> For the complete documentation index, see [llms.txt](https://sarpers-organization.gitbook.io/ctftricks/llms.txt). Markdown versions of documentation pages are available by appending `.md` to page URLs; this page is available as [Markdown](https://sarpers-organization.gitbook.io/ctftricks/_chapter-intro-5/file-format/forensics-file-format-validation.md).

# Validation

## PNG File Validation with pngcheck

Use `pngcheck` to verify the structural integrity and checksums of a PNG file, which is essential for diagnosing corruption.

```bash
pngcheck -c -v file.png
```

The `-c` flag performs CRC checksum validation on each chunk, while `-v` provides verbose output, listing all chunks found and detailing any structural errors or checksum failures. The `-vtp` flag provides type and position information about chunks in addition to verbose output. This output highlights specific issues (like bad lengths or CRC errors) and their locations, guiding focused repair efforts on the file.

The Cyclic Redundancy Check (CRC) is a crucial part of the PNG format, providing a robust check against errors introduced during transmission or storage. Each chunk in a PNG file consists of length, type, data, and crc. The CRC field is a 4-byte value. This value is calculated over the preceding chunk type code and chunk data fields.
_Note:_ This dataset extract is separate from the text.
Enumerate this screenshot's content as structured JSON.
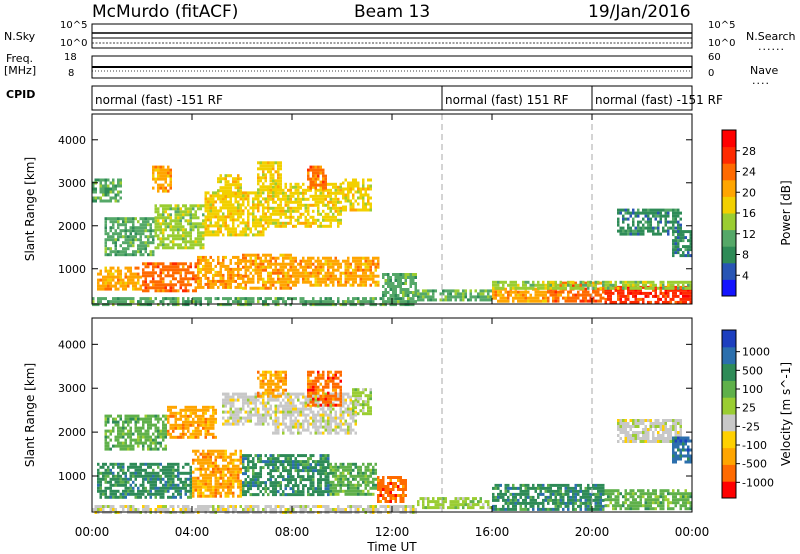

For example, calculating the CRC for a chunk involves processing the 4-byte chunk type code followed by the chunk data. A common approach uses the standard CRC-32 algorithm, which is based on polynomial division and hashes byte sequences to 32-bit values.

```python
import zlib
import struct

def calculate_png_chunk_crc(chunk_type_bytes, chunk_data_bytes):
    """
    Calculates the CRC-32 checksum for a PNG chunk.

    Args:
        chunk_type_bytes: The 4-byte chunk type code as bytes.
        chunk_data_bytes: The chunk data as bytes.

    Returns:
        The 32-bit CRC checksum as an integer.
    """
    # The CRC is calculated over the chunk type code and the chunk data
    data_to_crc = chunk_type_bytes + chunk_data_bytes
    crc = zlib.crc32(data_to_crc) & 0xffffffff # Ensure unsigned 32-bit result
    return crc

# Example usage: IHDR chunk
# An IHDR chunk contains image dimensions, bit depth, colour type, etc.
# Example IHDR data: 128x64, 8-bit depth, Truecolour with alpha, default compression/filter/interlace
chunk_type = b'IHDR'
chunk_data = b'\x00\x00\x00\x80\x00\x00\x00@\x08\x06\x00\x00\x00' # 13 bytes of data

calculated_crc = calculate_png_chunk_crc(chunk_type, chunk_data)
print(f"Calculated CRC: {hex(calculated_crc)}")

# The CRC value stored in the file for this specific IHDR data should be 0xc753165c
expected_crc = 0xc753165c
print(f"Expected CRC:   {hex(expected_crc)}")

if calculated_crc == expected_crc:
    print("CRC matches!")
else:
    print("CRC mismatch!")

# A complete chunk in bytes would be structured as:
# 4 bytes: Length (big-endian integer)
# 4 bytes: Chunk Type (bytes)
# N bytes: Chunk Data (bytes)
# 4 bytes: CRC (big-endian integer)
# For the IHDR example above, the chunk bytes would be:
# length = len(chunk_data) = 13
# chunk_bytes = struct.pack('>I', len(chunk_data)) + chunk_type + chunk_data + struct.pack('>I', calculated_crc)
# print(f"Example IHDR chunk bytes: {chunk_bytes.hex()}")
```

The rationale behind including the CRC field is to allow detection of common transmission errors. This checksum provides a strong assurance that the critical parts of the chunk (its type and data) have not been accidentally modified. If the CRC calculated from the received chunk does not match the CRC stored in the file, `pngcheck` reports a CRC error, indicating potential corruption in that specific chunk. This validation step is vital for ensuring the reliability of PNG files across different systems and storage media.